Es wird immer auf das Beispiel Vereinigte Staaten verwiesen. Dabei wird aber verschwiegen, meine Damen und Herren, dass die Tenure-Track-Option auch in den USA keinesfalls der Regelfall ist und dass auch dort zunehmend davon Abstand genommen wird, abgesehen davon, dass hier zwei unterschiedliche Systeme vorliegen. Sie werden mir recht geben, wenn ich immer häufiger darauf hinweise, dass es völlig falsch wäre, das amerikanische System undifferenziert auf europäische oder gar deutsche Verhältnisse übertragen zu wollen. Dies wird von vielen immer dann gemacht, wenn es gerade passt. Das ist aber unzulässig, weil die Unterschiede gravierend sind. Das ist keineswegs sozusagen ein übertragbares Modell. Also: Auch in den USA wird mehr und mehr davon Abstand genommen.

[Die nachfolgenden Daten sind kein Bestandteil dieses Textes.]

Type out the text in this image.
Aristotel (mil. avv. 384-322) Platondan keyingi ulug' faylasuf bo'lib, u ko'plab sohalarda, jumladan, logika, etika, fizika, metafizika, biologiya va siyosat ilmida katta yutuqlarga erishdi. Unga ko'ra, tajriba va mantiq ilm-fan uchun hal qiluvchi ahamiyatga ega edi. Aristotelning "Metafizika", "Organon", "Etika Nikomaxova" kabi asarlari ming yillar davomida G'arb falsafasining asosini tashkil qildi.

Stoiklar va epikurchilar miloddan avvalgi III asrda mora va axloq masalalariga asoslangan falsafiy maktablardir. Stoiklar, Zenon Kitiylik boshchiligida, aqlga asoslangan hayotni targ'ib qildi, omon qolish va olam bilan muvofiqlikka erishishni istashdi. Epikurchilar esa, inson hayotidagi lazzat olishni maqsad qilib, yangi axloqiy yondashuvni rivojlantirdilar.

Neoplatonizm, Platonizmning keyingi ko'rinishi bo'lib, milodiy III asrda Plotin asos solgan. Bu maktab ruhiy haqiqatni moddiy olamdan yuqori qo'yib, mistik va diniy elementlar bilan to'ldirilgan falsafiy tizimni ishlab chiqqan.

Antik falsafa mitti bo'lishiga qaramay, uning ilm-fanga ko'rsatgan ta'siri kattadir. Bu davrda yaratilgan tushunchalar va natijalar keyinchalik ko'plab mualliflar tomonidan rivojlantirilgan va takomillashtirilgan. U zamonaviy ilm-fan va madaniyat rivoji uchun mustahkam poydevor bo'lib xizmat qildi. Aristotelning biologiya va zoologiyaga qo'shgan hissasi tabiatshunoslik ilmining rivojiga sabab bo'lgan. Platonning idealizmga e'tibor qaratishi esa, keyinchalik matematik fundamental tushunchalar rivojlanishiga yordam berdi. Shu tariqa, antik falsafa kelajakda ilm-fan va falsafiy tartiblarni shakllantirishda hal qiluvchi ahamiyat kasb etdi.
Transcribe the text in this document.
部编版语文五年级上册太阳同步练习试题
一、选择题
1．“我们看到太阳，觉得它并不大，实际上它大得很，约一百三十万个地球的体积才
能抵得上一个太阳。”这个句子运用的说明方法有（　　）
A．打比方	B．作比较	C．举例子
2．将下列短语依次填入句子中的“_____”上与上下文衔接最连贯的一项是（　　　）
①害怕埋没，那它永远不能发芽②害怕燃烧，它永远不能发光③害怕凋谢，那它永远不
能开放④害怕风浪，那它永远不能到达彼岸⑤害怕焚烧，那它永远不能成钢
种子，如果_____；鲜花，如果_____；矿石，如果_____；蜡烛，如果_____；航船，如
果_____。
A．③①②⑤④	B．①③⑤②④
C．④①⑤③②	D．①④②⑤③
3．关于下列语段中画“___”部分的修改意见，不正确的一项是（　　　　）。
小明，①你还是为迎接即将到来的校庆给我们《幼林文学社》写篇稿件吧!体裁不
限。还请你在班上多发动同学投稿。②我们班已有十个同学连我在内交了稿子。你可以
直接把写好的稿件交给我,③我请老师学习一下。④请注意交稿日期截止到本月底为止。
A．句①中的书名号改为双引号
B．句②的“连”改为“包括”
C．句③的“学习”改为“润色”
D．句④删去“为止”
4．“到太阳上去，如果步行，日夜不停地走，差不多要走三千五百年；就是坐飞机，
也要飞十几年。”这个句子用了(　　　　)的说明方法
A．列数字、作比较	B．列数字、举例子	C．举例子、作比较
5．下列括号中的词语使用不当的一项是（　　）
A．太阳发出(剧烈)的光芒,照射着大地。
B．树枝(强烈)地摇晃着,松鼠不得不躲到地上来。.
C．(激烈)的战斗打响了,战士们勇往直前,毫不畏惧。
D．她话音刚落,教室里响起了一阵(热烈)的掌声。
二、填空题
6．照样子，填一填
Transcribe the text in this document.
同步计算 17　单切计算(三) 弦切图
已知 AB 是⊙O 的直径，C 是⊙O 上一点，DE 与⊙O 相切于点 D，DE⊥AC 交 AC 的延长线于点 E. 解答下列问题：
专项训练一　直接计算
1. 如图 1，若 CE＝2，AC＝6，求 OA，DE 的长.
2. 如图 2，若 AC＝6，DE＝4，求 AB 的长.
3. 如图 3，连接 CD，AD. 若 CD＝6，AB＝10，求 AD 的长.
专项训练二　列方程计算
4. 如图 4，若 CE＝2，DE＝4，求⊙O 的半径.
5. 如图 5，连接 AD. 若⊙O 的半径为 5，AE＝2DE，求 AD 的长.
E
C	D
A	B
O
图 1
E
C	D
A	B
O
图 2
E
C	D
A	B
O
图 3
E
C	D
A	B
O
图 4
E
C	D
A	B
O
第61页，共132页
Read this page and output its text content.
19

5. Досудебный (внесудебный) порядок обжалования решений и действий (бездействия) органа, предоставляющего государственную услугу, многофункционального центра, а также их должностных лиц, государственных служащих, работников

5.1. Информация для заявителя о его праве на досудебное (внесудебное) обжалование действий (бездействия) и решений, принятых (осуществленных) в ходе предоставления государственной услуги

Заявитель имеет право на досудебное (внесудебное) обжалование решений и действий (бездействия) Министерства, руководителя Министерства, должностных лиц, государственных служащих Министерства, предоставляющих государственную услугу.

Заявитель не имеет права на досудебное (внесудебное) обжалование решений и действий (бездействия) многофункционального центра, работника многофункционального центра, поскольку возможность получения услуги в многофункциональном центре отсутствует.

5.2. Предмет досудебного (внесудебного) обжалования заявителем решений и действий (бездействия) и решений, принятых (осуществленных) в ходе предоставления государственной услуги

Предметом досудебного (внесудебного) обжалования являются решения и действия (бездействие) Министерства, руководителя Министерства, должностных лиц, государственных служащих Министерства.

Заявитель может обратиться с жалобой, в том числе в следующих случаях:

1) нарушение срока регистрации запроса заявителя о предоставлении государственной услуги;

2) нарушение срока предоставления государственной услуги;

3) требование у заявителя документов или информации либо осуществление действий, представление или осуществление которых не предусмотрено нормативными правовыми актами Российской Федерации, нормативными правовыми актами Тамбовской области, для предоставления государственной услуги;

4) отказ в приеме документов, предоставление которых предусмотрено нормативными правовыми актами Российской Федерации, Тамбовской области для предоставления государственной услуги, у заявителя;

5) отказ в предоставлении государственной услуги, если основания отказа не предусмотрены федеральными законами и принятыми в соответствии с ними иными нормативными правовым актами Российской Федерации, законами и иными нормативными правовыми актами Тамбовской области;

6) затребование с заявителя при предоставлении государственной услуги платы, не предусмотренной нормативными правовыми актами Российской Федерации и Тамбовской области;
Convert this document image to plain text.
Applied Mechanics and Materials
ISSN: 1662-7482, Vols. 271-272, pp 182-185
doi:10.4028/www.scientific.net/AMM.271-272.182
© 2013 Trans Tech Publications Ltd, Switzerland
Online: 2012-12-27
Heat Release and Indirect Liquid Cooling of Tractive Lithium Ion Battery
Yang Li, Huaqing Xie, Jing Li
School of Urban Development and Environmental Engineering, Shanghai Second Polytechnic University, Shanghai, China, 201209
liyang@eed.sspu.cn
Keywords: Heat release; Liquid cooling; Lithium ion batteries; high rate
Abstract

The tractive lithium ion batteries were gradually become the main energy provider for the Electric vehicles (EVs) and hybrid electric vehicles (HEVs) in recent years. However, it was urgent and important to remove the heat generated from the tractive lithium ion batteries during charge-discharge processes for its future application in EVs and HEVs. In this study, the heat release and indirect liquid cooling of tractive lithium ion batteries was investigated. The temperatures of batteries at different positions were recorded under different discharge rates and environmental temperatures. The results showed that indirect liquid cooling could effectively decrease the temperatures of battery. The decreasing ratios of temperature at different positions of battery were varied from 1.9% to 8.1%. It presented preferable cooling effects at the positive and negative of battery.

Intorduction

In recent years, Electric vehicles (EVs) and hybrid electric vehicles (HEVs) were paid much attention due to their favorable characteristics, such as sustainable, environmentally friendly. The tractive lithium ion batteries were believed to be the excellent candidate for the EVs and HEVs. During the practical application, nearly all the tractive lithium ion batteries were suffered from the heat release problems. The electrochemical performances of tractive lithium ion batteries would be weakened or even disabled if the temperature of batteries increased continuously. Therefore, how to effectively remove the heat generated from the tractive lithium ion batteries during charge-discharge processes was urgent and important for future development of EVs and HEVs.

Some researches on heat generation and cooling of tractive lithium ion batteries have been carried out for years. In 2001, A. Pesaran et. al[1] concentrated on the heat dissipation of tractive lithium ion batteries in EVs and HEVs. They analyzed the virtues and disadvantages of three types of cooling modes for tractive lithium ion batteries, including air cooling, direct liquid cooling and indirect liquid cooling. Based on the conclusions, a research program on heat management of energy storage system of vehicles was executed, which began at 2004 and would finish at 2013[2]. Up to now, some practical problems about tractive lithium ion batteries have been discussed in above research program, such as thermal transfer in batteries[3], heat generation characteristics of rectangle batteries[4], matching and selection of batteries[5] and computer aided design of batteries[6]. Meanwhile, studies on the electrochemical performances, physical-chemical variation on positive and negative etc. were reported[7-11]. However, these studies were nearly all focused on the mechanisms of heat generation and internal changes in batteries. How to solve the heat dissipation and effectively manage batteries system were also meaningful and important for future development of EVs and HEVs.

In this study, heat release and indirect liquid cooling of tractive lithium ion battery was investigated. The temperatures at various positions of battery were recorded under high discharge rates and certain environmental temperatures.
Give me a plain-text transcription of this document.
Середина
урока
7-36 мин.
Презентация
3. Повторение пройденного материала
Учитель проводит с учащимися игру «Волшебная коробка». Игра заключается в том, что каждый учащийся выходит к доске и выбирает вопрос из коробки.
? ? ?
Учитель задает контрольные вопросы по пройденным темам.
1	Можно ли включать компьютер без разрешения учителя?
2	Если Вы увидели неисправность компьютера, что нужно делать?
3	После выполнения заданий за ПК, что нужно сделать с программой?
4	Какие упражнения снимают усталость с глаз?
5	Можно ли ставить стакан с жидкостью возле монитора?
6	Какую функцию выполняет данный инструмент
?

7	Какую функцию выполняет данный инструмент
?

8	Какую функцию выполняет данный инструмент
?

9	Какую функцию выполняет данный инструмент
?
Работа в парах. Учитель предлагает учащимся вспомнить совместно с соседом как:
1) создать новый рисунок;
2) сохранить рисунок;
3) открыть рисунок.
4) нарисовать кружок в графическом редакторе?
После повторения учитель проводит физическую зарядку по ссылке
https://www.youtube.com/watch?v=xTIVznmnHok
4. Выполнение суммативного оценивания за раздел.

Ob sich die Möglichkeit zu einer solchen Option eröffnet, zeigt sich meist erst während der Zeit der Anstellung als Juniorprofessorin oder Juniorprofessor. Ich bin sicher, meine Damen und Herren, dass die Hochschulen dabei die nötige Sorgfalt walten lassen und bei entsprechender Qualifikation und einem personellen Bedarf in dem entsprechenden Fach von dieser Option auch Gebrauch machen.